1. A method of producing custom removable dental appliances comprising:
a) obtaining a 3-dimensional digital record of the upper and lower dentition, including a combination record, said combination record consisting of 3-dimensional digital data that represents the upper and lower arches together in either a bite position or centric occlusion;
b) registering the upper and lower models using the combination record as reference to produce a digital record of the complete upper and lower dental arches approximated in either a bite or centric occlusion relationship;
c) using software to articulate the upper and lower models in a computer to enable sufficient repositioning of the models to facilitate the design of a removable dental appliance;
d) using software to design the surface and margins of the plastic component of a removable dental appliance and produce an associated 3-dimensional data file; and
e) using CAM software to read the design file and generate the tool paths required to mill the desired plastic shape using a machine center.
2. The method according to claim 1 wherein the appliance is an occlusal splint, orthodontic retainer, sleep apnea appliance, or Herbst framework.
3. A removable dental appliance made according to the method of claim 1.
4. The method according to claim 1 wherein the 3-dimensional record of the dentition is obtained by laser scanning plaster models mounted to plastic articulator bases; the registering of the upper and lower models is facilitated by target markers applied or related to the upper and lower models prior to digitizing;
5. The method according to claim 1 further comprising providing software to a doctor to facilitate his providing digital design information related to the articulation or design of a patient-specific removable dental appliance.
6. The method according to claim 1 wherein the milling of the desired plastic shape is performed.
7. The method according to claim 1 wherein the design of the appliance comprises:
a) controlling the degree of undercutting of the plastic to ensure a proper fit to the patient,
b) moving an occlusal plane down over the surface of a model to identify points of first contact on cusp tips to aid in the design of occlusal splints, and
c) identifying the location of wires in an appliance to avoid cutting the wires during the milling process.

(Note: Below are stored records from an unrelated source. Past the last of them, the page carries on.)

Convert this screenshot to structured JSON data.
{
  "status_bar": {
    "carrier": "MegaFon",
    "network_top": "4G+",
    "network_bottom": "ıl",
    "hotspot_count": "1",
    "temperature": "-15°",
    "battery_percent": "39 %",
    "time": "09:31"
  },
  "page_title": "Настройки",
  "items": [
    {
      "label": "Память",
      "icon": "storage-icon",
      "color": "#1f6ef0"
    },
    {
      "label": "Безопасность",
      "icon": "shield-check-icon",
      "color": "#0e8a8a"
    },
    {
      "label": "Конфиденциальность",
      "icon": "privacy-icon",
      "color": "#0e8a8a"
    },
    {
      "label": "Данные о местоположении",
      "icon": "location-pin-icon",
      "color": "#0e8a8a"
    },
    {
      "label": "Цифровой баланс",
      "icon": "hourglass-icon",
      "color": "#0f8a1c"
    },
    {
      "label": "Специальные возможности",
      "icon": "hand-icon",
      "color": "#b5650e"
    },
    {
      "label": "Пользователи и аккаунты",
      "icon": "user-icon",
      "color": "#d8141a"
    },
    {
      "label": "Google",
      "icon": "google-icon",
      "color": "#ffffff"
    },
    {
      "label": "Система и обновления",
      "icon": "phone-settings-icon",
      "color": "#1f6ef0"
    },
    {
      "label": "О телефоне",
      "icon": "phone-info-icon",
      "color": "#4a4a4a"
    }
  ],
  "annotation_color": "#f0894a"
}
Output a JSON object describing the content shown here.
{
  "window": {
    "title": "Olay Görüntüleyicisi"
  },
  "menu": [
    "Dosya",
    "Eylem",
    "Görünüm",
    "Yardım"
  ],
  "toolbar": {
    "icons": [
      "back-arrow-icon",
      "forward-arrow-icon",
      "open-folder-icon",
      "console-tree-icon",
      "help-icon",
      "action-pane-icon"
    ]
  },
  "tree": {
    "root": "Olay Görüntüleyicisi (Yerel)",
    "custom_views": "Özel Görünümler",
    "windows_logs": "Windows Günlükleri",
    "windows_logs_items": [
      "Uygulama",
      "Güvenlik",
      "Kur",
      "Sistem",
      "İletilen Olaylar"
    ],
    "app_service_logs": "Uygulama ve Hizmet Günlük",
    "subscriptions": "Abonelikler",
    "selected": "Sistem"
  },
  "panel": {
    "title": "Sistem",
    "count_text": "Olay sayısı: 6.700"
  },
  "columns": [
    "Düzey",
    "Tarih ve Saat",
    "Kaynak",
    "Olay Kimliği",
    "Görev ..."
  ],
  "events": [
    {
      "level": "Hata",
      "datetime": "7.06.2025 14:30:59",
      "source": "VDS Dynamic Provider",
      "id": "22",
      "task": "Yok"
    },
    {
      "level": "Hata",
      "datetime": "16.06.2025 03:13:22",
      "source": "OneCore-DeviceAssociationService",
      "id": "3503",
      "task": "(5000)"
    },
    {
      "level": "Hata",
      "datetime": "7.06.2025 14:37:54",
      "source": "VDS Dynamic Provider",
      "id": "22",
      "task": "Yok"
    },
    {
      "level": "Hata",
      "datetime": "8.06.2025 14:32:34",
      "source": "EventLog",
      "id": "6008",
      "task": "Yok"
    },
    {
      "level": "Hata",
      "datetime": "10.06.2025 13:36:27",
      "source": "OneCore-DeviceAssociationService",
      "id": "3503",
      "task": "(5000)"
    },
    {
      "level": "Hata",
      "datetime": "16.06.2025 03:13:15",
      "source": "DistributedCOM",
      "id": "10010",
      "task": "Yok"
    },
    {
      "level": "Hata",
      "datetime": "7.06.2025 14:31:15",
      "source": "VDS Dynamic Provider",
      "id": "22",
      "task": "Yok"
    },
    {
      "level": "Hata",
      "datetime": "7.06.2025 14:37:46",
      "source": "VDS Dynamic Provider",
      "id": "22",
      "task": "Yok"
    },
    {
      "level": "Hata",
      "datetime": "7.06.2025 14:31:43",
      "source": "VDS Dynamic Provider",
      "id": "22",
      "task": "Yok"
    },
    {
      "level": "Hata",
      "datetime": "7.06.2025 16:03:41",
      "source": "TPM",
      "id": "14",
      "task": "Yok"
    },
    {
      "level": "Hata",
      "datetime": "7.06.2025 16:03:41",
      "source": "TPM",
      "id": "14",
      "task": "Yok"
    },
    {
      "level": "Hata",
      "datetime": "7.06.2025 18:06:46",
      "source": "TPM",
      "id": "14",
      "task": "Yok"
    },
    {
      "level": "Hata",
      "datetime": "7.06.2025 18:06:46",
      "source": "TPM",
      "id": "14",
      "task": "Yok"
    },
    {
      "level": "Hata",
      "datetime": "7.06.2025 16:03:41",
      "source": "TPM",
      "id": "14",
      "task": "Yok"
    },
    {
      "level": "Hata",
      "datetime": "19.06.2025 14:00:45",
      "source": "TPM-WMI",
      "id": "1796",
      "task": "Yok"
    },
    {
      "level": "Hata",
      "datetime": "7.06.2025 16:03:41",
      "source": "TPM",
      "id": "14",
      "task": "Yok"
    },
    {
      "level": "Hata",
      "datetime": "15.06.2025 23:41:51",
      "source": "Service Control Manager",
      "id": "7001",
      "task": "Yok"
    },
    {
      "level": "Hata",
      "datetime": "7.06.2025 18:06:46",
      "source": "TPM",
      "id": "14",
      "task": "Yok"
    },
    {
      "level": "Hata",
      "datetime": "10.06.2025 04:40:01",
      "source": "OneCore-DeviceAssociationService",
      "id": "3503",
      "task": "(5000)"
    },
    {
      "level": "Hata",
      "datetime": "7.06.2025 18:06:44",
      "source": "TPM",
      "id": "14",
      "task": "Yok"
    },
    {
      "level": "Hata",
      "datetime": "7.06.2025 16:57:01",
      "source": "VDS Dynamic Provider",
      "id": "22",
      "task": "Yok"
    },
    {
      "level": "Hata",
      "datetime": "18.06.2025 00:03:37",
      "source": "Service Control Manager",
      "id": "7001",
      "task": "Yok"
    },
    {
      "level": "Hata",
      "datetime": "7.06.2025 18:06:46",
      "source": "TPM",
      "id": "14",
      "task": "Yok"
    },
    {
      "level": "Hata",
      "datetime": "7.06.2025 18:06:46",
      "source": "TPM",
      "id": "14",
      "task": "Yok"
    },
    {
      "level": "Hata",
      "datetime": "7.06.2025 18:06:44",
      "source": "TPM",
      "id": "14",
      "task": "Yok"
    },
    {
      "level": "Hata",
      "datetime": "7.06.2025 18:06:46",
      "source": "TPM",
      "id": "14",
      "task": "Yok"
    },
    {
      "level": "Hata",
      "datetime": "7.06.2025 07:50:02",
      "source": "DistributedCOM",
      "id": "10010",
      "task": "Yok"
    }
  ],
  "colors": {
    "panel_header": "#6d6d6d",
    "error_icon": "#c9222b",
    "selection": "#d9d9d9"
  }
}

8. The method according to claim 1 further comprising smoothing the machined plastic surface using an abrasive tool in the milling machine to provide a finer surface finish.
9. The method according to claim 1 wherein the milling machine is a 3, 4, or 5 axis machine center.
10. The method according to claim 1 further comprising adapting plastic to a dental model to allow the excess to be milled away to produce the desired dental appliance, said plastic ranging from hard acrylic to soft silicone, and including thermoformed material as part or all of the plastic component.
11. A computerized method of producing removable dental appliances comprising:
a) producing a 3-dimensional digital representation of a patient's dentition and oral soft tissue;
b) utilizing the digital representation to simulate functional movements required for an appliance design;
c) utilizing the simulated functional movements to provide a design file describing surface geometry and margins of an appliance; and
d) utilizing the design file to produce machine tool paths to make the appliance.
12. The method according to claim 11, wherein the digital representation includes upper and lower jaw models and a combination model thereof.
13. The method according to claim 11, wherein simulation of functional movements includes modeling the patient's articulation.
14. The method according to claim 11, wherein the surface geometry and margins are defined relative to occlusal planes, surface height and contour in relation to an opposing arch and contact points and sliding arcs on an opposing arch.
15. The method according to claim 11, wherein the machine tool paths are utilized by a multi-axis milling machine.
16. A removable dental appliance made according to the method of claim 11.